Cloning and characterization of cDNA for adenosine kinase from mammalian (Chinese hamster, mouse, human and rat) species. High frequency mutants of Chinese hamster ovary cells involve structural alterations in the gene.
Singh, B Hao, W Wu, Z Eigl, B Gupta, RS
||Singh B, etal., Eur J Biochem 1996 Oct 15;241(2):564-71.

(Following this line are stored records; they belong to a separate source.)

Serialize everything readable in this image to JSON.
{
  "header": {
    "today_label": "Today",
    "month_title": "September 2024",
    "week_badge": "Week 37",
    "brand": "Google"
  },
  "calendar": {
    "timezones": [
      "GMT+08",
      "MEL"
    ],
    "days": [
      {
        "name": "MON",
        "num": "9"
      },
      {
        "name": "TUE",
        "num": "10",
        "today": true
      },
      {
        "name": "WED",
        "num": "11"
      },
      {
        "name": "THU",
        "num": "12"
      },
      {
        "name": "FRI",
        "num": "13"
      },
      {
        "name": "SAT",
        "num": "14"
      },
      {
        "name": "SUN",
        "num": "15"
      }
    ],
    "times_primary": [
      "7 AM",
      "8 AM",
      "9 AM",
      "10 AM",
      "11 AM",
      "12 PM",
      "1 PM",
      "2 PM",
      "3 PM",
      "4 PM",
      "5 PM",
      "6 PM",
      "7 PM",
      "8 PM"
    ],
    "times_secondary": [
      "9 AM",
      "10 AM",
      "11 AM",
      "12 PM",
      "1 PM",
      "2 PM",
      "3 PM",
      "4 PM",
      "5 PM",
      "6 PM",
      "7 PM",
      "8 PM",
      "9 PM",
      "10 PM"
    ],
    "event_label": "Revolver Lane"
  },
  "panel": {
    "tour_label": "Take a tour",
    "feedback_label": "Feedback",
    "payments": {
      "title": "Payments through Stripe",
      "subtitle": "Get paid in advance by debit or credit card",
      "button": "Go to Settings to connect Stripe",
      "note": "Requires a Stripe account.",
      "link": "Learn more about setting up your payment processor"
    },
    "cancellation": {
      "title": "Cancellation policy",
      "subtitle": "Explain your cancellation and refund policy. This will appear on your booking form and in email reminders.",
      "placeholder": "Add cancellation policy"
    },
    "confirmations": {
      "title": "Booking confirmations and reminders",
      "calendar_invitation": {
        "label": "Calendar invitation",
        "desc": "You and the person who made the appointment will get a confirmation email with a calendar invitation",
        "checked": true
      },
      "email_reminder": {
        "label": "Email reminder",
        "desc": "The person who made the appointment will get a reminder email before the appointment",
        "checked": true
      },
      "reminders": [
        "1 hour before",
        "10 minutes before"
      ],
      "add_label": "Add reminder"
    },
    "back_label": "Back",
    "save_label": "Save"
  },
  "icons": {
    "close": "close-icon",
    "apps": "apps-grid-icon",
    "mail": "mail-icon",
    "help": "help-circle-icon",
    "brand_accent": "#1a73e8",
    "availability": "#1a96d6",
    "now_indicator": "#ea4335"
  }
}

||(View Article at PubMed) PMID:8917457
The enzyme adenosine kinase constitutes the major purine nucleoside phosphorylating activity in mammalian cells. In view of its central role in adenosine metabolism, which is an important physiological regulator, an understanding of the primary structure of adenosine kinase is of much interest. Using microsequence information from peptides derived from purified Syrian hamster liver enzyme, we have succeeded in isolating full length cDNA clones encoding adenosine kinase from Chinese hamster ovary cells and mouse 3T3 cells. The open reading frames in these clones consist of 334 and 335 amino acids and encode proteins of molecular masses 37364 Da and 37489 Da, respectively. In addition, the coding and upstream sequences for adenosine kinase from human (HeLa cells) and rat liver have also been cloned and sequenced. Transfection of an adenosine-kinase-deficient mutant (selected for resistance to the adenosine analog toyocamycin) of Chinese hamster ovary cells with a plasmid containing the cloned adenosine kinase cDNA, leads to regaining of adenosine kinase activity in the transformed cell. The adenosine kinase transformants also simultaneously lost their toyocamycin resistance and became similarly sensitive to the analog as the parental wild-type Chinese hamster ovary cells. The cloned adenosine kinase cDNA was also used to examine structural changes in mutants affected in adenosine kinase. In Chinese hamster ovary cells, one type of mutant that lacks adenosine kinase activity and displays high degree of resistance to various adenosine analogs, is obtained at an unusually high spontaneous frequency (10(-4)-10(-3)). Results of Southern and northern-blot analysis provide evidence that this group of mutants involves gross structural alterations affecting the adenosine kinase gene. Such structural alterations are not observed in another type of mutant which exhibits increased resistance only to C-adenosine analogs. Sequence similarity searches indicate that several of the bacterial and yeast sugar kinases (ribokinase, fructokinase and inosine-guanosine kinase) exhibit limited but significant similarity to the mammalian adenosine kinase. The sequence similarity data support the possibility that adenosine kinase shares a common evolutionary ancestor with these protein sequences.